Virgil thinks Barack Obama is in the best position to zap the remote--to change the station--because he never voted for the Iraq war and was opposed to it from the start. Whatever qualifications for "good judgement" might accrue from that decision, the real point is that OBAMA NEVER WENT DOWN THAT ROAD--and so his options to go in a different, more creative direction now are much more versatile than, say, John McCain's. McCain has staked his whole political identity on support for the war and on his alleged military acumen, so the option of more open-ended thinking is no longer open to him. He is too busy admiring his own accomplishments--stuck in a chess game configured by previous choices that have him solidly locked in. Inevitably, McCain will keep the heavy bells of war tolling no matter what, because the war is an adumbration of the values by which he lives. War is, after all, and as he likes to remind us at every turn, his SPECIALTY.

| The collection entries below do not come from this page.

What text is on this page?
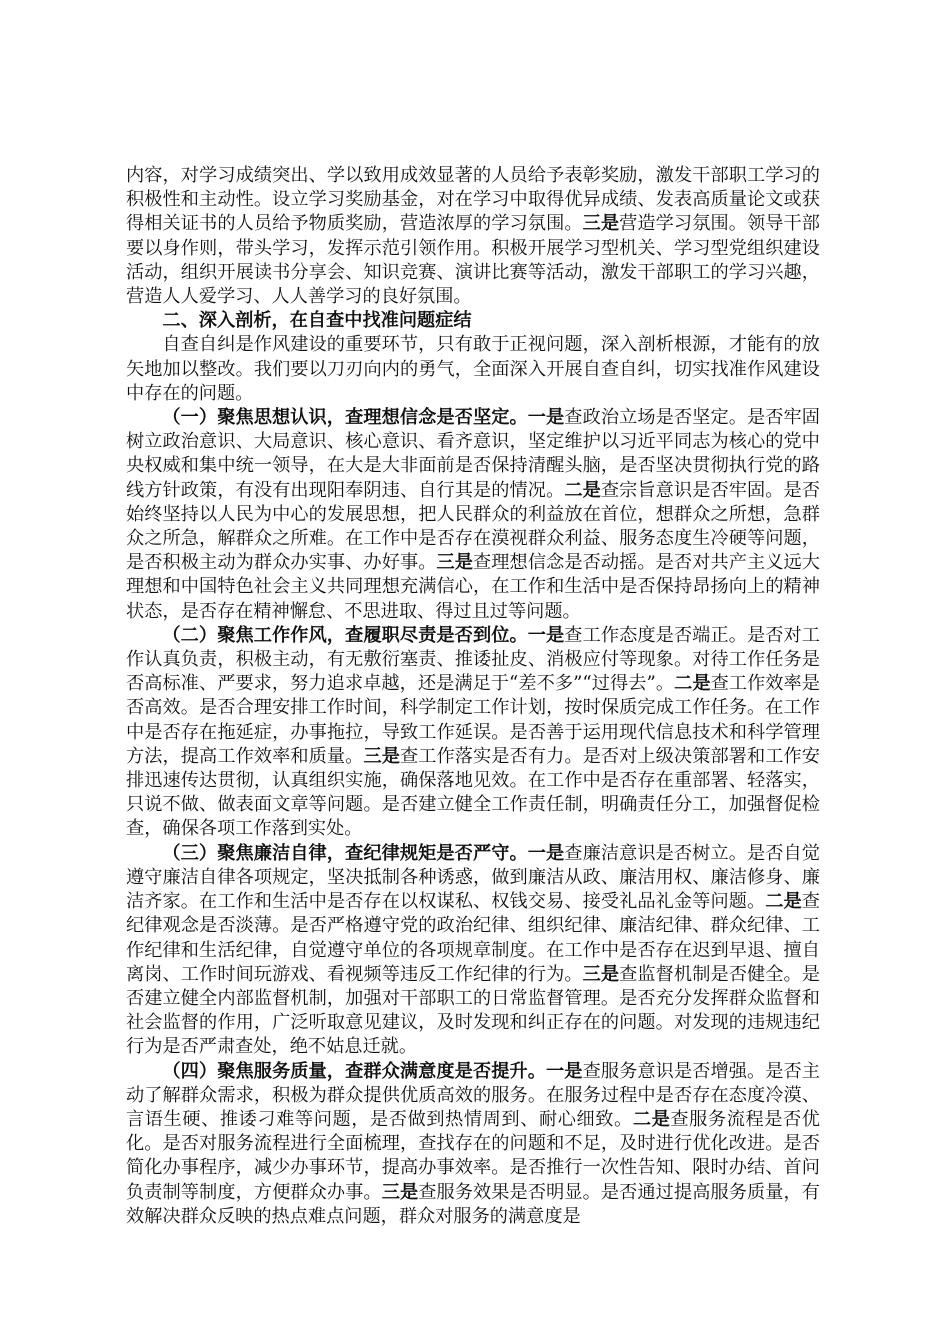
内容，对学习成绩突出、学以致用成效显著的人员给予表彰奖励，激发干部职工学习的积极性和主动性。设立学习奖励基金，对在学习中取得优异成绩、发表高质量论文或获得相关证书的人员给予物质奖励，营造浓厚的学习氛围。三是营造学习氛围。领导干部要以身作则，带头学习，发挥示范引领作用。积极开展学习型机关、学习型党组织建设活动，组织开展读书分享会、知识竞赛、演讲比赛等活动，激发干部职工的学习兴趣，营造人人爱学习、人人善学习的良好氛围。

二、深入剖析，在自查中找准问题症结

自查自纠是作风建设的重要环节，只有敢于正视问题，深入剖析根源，才能有的放矢地加以整改。我们要以刀刃向内的勇气，全面深入开展自查自纠，切实找准作风建设中存在的问题。

（一）聚焦思想认识，查理想信念是否坚定。一是查政治立场是否坚定。是否牢固树立政治意识、大局意识、核心意识、看齐意识，坚定维护以习近平同志为核心的党中央权威和集中统一领导，在大是大非面前是否保持清醒头脑，是否坚决贯彻执行党的路线方针政策，有没有出现阳奉阴违、自行其是的情况。二是查宗旨意识是否牢固。是否始终坚持以人民为中心的发展思想，把人民群众的利益放在首位，想群众之所想，急群众之所急，解群众之所难。在工作中是否存在漠视群众利益、服务态度生冷硬等问题，是否积极主动为群众办实事、办好事。三是查理想信念是否动摇。是否对共产主义远大理想和中国特色社会主义共同理想充满信心，在工作和生活中是否保持昂扬向上的精神状态，是否存在精神懈怠、不思进取、得过且过等问题。

（二）聚焦工作作风，查履职尽责是否到位。一是查工作态度是否端正。是否对工作认真负责，积极主动，有无敷衍塞责、推诿扯皮、消极应付等现象。对待工作任务是否高标准、严要求，努力追求卓越，还是满足于“差不多”“过得去”。二是查工作效率是否高效。是否合理安排工作时间，科学制定工作计划，按时保质完成工作任务。在工作中是否存在拖延症，办事拖拉，导致工作延误。是否善于运用现代信息技术和科学管理方法，提高工作效率和质量。三是查工作落实是否有力。是否对上级决策部署和工作安排迅速传达贯彻，认真组织实施，确保落地见效。在工作中是否存在重部署、轻落实，只说不做、做表面文章等问题。是否建立健全工作责任制，明确责任分工，加强督促检查，确保各项工作落到实处。

（三）聚焦廉洁自律，查纪律规矩是否严守。一是查廉洁意识是否树立。是否自觉遵守廉洁自律各项规定，坚决抵制各种诱惑，做到廉洁从政、廉洁用权、廉洁修身、廉洁齐家。在工作和生活中是否存在以权谋私、权钱交易、接受礼品礼金等问题。二是查纪律观念是否淡薄。是否严格遵守党的政治纪律、组织纪律、廉洁纪律、群众纪律、工作纪律和生活纪律，自觉遵守单位的各项规章制度。在工作中是否存在迟到早退、擅自离岗、工作时间玩游戏、看视频等违反工作纪律的行为。三是查监督机制是否健全。是否建立健全内部监督机制，加强对干部职工的日常监督管理。是否充分发挥群众监督和社会监督的作用，广泛听取意见建议，及时发现和纠正存在的问题。对发现的违规违纪行为是否严肃查处，绝不姑息迁就。

（四）聚焦服务质量，查群众满意度是否提升。一是查服务意识是否增强。是否主动了解群众需求，积极为群众提供优质高效的服务。在服务过程中是否存在态度冷漠、言语生硬、推诿刁难等问题，是否做到热情周到、耐心细致。二是查服务流程是否优化。是否对服务流程进行全面梳理，查找存在的问题和不足，及时进行优化改进。是否简化办事程序，减少办事环节，提高办事效率。是否推行一次性告知、限时办结、首问负责制等制度，方便群众办事。三是查服务效果是否明显。是否通过提高服务质量，有效解决群众反映的热点难点问题，群众对服务的满意度是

Anyone less locked in to that particular chess game, however, knows that the occupation of Iraq has created resistance--Iraqis have had enough of Western occupations and will continue to resist. There is no way to end this resistance without ending the occupation itself. Our presence there is the problem, not the solution. As long as we are there, the insurgency will continue to grow. So, if you wish to continue sitting among mattresses of the dead and beating an old tin can, cast your vote for McCain in the next election.